Centre of Forensic Sciences

Agency overview
- Formed: 1966
- Preceding agency: Attorney-General’s Laboratory;
- Jurisdiction: Ontario
- Headquarters: 25 Morton Shulman Avenue Toronto, Ontario, Canada
- Agency executive: Dr. Amy Peaire, PhD, Director;
- Website: Official website

= Centre of Forensic Sciences (Ontario) =

Canadian crime laboratory

The Centre of Forensic Sciences (Centre des sciences judiciaires de l'Ontario, CFS) is a laboratory providing forensic science services to law enforcement agencies in Ontario, Canada. It is part of the government of Ontario Ministry of Solicitor General public safety division.

==History==

===Founding of the Centre of Forensic Sciences===

The roots of the centre are in the creation of the Attorney General's Laboratory in 1951. The first home was at an old mansion at 11 Queen's Park Crescent and then moved to the old Victoria Hospital for Sick Children at College and Elizabeth Streets. It was renamed the Centre of Forensic Sciences in 1966, transferred to the new Ministry of the Solicitor General in 1972 and again to the Ministry of Community Safety and Correctional Services in 2002. The Northern Regional Laboratory was opened in Sault Ste. Marie in 1992 to serve Northern Ontario.

The Northern Regional Laboratory was mandated by the Ontario Government in 1986 and became operational in 1992 at Roberta Bondar Place in Sault Ste. Marie. The NRL was started with a staff of 13 personnel under Lab Manager Dr. John Wells, PhD. The NRL serves areas north and west of Sudbury.

===Modern era===
The inquiries, and the Askov decision (dismissed charges from unreasonable delay in awaiting crown preparation for trial), in the 1990s led CFS to receive increased staffing and reorganize to improve the speed and quality of forensic services.

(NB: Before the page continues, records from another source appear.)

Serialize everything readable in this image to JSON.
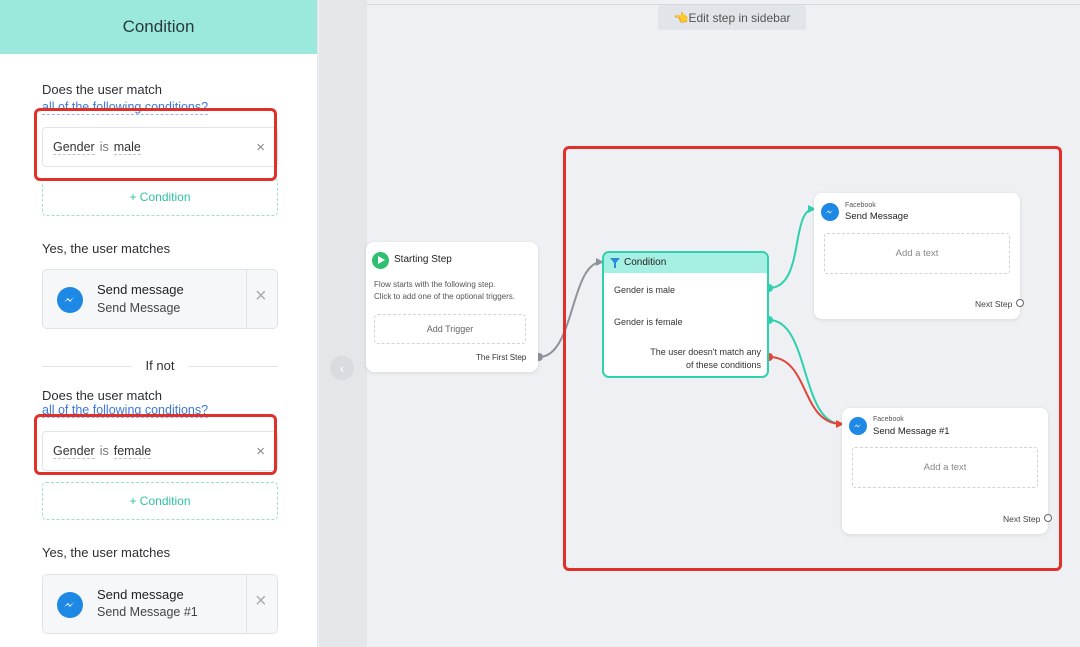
{
  "sidebar": {
    "header": "Condition",
    "block1": {
      "question": "Does the user match",
      "mode_link": "all of the following conditions?",
      "condition": {
        "field": "Gender",
        "op": "is",
        "value": "male"
      },
      "add_condition": "+ Condition",
      "matches_label": "Yes, the user matches",
      "message": {
        "title": "Send message",
        "subtitle": "Send Message"
      }
    },
    "if_not": "If not",
    "block2": {
      "question": "Does the user match",
      "mode_link": "all of the following conditions?",
      "condition": {
        "field": "Gender",
        "op": "is",
        "value": "female"
      },
      "add_condition": "+ Condition",
      "matches_label": "Yes, the user matches",
      "message": {
        "title": "Send message",
        "subtitle": "Send Message #1"
      }
    },
    "remove_glyph": "×"
  },
  "canvas": {
    "hint": "👈Edit step in sidebar",
    "collapse_glyph": "‹",
    "start_node": {
      "title": "Starting Step",
      "desc_line1": "Flow starts with the following step.",
      "desc_line2": "Click to add one of the optional triggers.",
      "add_trigger": "Add Trigger",
      "output": "The First Step"
    },
    "condition_node": {
      "title": "Condition",
      "rows": [
        "Gender is male",
        "Gender is female"
      ],
      "else_line1": "The user doesn't match any",
      "else_line2": "of these conditions"
    },
    "message_node_1": {
      "channel": "Facebook",
      "title": "Send Message",
      "add_text": "Add a text",
      "next": "Next Step"
    },
    "message_node_2": {
      "channel": "Facebook",
      "title": "Send Message #1",
      "add_text": "Add a text",
      "next": "Next Step"
    }
  },
  "colors": {
    "accent_teal": "#2fd0ae",
    "header_teal": "#9ae9dc",
    "messenger_blue": "#1e88e5",
    "highlight_red": "#e0302a",
    "else_red": "#e0463a",
    "start_green": "#2fbf71"
  },
  "icons": [
    "play-icon",
    "filter-icon",
    "messenger-icon",
    "close-icon",
    "chevron-left-icon"
  ]
}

==Inquires and other governmental recommendations==

===The Kaufman Commission of Inquiry===
The Kaufman Inquiry was ordered by the Ontario Government to investigate and make recommendations regarding the wrongful conviction of Guy Paul Morin in the murder of Christine Jessop in 1984. A substantial portion of the arrest warrant and prosecution case against Mr. Morin relied on hair and fibre evidence supplied by CFS. Additionally it came to light that CFS had inadequate tracking of evidence being processed through the lab. Problems were also exposed regarding inappropriate police communications between police and forensic scientists. Mr. Morin was exonerated by DNA evidence in 1995. The Kaufman Inquiry resulted in 119 recommendations of which a number applied to the role of CFS.

===The Campbell Inquiry===
The Campbell Inquiry in 1999 looked into the police and justice system failings around the Paul Bernardo case. As a sexual assault suspect, Bernardo was sampled for DNA comparison to case evidence by Metro Toronto Police in November 1990 but the sample was not analyzed by CFS until December 1992. During this time Bernardo had moved to another region and committed four additional sexual assaults and two sadistic sexual murders.

===2007 Annual Report of the Office of the Auditor General of Ontario===
Chapter 3 of the 2007 annual Auditor General's report dealt with the Centre of Forensic Sciences. Specifically, it made observations and recommendations about CFS turn-around time performance and efficiency. The report made 5 recommendations regarding; improving case turn-around times, consulting clients about turn-around targets, tracking effects of urgent cases, analysis of causes for longer than target turn-around times, and tracking efficiency in dollars and inter-laboratory comparisons.

===The Inquiry into Pediatric Forensic Pathology in Ontario (Goudge Inquiry)===
The Goudge Inquiry was initiated to look at the work of Dr. Charles Smith, who erred in numerous pediatric forensic pathology cases through the 1990s. The inquiry also examined the system for forensic pathology in Ontario as a whole. Although this inquiry did not directly concern CFS there were several recommendations applicable to CFS. The director of CFS, Dr. Ray Prime testified at the inquiry regarding CFS quality system and positive changes to the forensic lab stemming from the Kaufman Inquiry. The Inquiry recommended CFS to collaborate with the Office of the Chief Coroner to improve turn-around times for toxicology reports, which are usually prevalent in forensic pathology. Also, CFS is to collaborate with the Office of the Chief Coroner to better prioritize urgent forensic samples. The report also asked the director of CFS (or delegate) to sit on a governing council to guide improvements in the work of the Office of the Chief Coroner and forensic pathology.

==Locations and jurisdictions==
The main location for the CFS is 25 Morton Shulman Avenue in Toronto. The state-of-the-art laboratory was completed in 2012, and currently houses the Office of the Chief Coroner, the Ontario Forensic Pathology Service and the Center of Forensic Sciences. The building, designed by Stantec and built under a public-private partnership by Carillion, provides 663,000 square feet of accommodation and has the capacity for more than 2,500 autopsies and over 15,000 forensic science cases per year.